Aminoglycosides impair protein synthesis by binding to receptors on the 30S subunit of the bacterial ribosome. Binding to the 30S sub-unit interferes with the initiation of polypeptide formation, causes the production of defective proteins (misreading of the messenger RNA template), and disrupts ribosome function. The effect of aminoglycosides is bactericidal (concentration-dependent). However, the precise mechanisms by which aminoglycosides exert their bactericidal effect are not entirely understood.

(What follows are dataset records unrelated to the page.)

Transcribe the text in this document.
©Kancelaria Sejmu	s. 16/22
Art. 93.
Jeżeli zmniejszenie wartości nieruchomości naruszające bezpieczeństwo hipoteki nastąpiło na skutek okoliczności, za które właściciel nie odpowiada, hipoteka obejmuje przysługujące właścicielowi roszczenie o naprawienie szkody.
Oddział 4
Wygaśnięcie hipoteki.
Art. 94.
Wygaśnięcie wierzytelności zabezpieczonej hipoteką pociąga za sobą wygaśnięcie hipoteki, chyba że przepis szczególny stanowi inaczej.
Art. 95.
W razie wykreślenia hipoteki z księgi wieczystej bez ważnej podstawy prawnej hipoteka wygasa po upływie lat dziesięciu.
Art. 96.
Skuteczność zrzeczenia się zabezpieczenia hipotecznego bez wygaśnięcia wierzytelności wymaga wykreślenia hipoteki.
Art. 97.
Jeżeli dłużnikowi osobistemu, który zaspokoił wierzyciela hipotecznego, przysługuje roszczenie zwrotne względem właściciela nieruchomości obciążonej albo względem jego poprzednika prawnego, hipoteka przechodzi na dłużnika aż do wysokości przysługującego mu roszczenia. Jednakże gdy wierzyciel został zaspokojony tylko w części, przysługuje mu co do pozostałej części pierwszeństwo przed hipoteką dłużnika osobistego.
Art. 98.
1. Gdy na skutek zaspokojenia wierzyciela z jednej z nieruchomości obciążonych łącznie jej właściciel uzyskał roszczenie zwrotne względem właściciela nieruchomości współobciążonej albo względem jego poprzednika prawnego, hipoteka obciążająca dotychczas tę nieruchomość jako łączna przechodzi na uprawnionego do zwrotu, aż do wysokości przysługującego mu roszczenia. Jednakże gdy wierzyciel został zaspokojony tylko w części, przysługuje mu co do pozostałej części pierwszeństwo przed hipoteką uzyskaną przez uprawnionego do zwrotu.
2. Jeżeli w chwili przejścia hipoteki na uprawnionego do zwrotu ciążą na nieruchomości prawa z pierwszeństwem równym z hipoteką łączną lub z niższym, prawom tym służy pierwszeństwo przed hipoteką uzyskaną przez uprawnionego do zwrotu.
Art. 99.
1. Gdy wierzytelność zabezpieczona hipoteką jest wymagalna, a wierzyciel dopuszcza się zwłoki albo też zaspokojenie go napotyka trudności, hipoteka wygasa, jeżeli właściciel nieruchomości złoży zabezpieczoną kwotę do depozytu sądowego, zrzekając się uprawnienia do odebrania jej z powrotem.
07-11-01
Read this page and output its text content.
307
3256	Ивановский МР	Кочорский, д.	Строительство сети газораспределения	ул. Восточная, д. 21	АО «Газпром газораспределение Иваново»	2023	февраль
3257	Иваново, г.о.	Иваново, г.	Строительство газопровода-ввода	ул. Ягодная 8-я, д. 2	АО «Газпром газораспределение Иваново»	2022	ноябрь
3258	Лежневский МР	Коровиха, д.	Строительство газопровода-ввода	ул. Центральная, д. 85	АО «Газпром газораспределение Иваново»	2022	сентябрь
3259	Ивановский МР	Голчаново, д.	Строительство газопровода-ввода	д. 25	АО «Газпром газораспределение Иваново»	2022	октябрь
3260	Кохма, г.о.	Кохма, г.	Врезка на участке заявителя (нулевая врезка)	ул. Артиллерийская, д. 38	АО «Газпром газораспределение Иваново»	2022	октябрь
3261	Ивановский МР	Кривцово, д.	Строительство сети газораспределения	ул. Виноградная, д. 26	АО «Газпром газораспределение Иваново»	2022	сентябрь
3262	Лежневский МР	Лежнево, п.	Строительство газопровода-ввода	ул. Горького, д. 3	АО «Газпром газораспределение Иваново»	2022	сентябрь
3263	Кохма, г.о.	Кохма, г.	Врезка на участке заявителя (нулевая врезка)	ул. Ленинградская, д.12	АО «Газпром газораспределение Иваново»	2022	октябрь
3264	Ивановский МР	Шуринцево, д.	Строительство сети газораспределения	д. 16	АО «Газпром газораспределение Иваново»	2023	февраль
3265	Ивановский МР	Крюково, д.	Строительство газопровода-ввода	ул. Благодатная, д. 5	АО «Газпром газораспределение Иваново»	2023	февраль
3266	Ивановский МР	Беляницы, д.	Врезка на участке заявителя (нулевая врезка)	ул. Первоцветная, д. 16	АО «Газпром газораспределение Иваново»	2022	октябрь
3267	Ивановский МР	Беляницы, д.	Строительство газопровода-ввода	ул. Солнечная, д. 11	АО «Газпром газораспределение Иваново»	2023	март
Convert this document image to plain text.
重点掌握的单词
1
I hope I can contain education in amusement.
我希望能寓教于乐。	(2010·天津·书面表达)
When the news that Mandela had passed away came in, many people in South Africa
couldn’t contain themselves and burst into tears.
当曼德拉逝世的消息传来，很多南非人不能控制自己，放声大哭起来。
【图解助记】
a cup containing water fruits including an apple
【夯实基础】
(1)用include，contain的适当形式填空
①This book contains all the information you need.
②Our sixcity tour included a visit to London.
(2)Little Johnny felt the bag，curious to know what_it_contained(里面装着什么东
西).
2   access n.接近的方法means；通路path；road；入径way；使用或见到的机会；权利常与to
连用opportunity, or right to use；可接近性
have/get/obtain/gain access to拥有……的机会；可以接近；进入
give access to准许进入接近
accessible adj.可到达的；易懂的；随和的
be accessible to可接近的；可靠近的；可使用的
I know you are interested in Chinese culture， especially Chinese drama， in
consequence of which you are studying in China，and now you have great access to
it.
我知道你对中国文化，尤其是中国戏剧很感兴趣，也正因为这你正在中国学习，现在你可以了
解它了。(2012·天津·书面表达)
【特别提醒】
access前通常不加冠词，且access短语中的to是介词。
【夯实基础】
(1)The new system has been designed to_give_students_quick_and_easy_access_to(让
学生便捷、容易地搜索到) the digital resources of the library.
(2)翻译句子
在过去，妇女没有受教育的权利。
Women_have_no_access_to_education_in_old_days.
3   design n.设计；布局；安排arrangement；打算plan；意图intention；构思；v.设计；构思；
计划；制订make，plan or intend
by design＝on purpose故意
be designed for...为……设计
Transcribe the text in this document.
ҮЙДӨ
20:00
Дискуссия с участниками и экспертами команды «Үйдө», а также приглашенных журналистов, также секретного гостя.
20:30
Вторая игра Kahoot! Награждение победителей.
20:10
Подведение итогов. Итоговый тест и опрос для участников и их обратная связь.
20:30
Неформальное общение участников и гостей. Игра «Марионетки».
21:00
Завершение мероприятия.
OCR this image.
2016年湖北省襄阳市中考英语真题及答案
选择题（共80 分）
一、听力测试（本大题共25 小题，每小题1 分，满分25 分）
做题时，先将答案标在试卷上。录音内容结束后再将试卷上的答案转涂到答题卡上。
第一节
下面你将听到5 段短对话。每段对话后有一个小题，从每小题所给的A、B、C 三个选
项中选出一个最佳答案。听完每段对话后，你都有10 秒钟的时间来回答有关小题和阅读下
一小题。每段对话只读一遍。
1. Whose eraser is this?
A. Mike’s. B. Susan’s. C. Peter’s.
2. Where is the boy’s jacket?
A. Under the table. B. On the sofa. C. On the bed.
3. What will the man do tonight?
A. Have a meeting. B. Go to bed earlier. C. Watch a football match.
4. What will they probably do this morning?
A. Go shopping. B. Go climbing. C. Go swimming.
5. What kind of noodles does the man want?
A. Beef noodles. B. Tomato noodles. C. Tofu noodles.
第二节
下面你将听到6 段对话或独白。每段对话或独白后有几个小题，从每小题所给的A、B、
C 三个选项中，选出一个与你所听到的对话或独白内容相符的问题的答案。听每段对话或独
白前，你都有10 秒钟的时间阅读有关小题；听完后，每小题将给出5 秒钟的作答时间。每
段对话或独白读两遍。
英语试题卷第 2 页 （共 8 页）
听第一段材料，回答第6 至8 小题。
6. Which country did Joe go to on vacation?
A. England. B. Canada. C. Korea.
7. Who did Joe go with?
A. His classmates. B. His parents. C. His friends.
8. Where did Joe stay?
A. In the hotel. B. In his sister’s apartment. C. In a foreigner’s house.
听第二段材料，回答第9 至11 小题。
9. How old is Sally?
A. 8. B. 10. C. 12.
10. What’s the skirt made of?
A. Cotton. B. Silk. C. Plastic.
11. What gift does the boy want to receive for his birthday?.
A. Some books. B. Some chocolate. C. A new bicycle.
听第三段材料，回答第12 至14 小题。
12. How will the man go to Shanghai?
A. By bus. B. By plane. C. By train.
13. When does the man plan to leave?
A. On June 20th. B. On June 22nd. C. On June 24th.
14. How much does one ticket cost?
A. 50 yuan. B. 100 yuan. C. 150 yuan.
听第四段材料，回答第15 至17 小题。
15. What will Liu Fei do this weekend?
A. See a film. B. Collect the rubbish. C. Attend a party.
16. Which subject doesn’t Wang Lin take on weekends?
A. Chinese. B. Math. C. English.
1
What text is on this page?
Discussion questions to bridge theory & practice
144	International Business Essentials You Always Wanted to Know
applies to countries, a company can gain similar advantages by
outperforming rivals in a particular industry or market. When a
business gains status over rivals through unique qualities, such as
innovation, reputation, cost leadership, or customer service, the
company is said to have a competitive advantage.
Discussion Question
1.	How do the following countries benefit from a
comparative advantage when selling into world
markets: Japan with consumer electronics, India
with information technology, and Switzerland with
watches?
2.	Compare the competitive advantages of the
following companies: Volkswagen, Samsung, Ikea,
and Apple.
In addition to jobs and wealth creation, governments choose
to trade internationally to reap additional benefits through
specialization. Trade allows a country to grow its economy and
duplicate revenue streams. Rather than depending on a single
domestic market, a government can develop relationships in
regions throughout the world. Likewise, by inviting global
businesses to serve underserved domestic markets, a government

Gentamicin (Schering-Plough’s Garamycin, generics) has been available since 1966 to treat infections caused by aerobic gram-negative bacilli. A synergistic bactericidal effect against streptococci occurs when gentamicin or other aminoglycosides are used in combination with a cell-wall-synthesis inhibitor (e.g., cephalosporins, glycopeptides). Gentamicin is produced by Micromonospora purpurea and binds to the bacterial 30S ribosomal subunit, causing translational errors that result in cell death.

No quality clinical trials are available that assess gentamicin’s efficacy and safety in community-acquired pneumonia. Like other aminoglycosides, gentamicin is associated with kidney toxicity that requires serum monitoring if the agent is administered for several days or used in patients with renal dysfunction. Side effects also include vestibular dysfunction and hearing loss.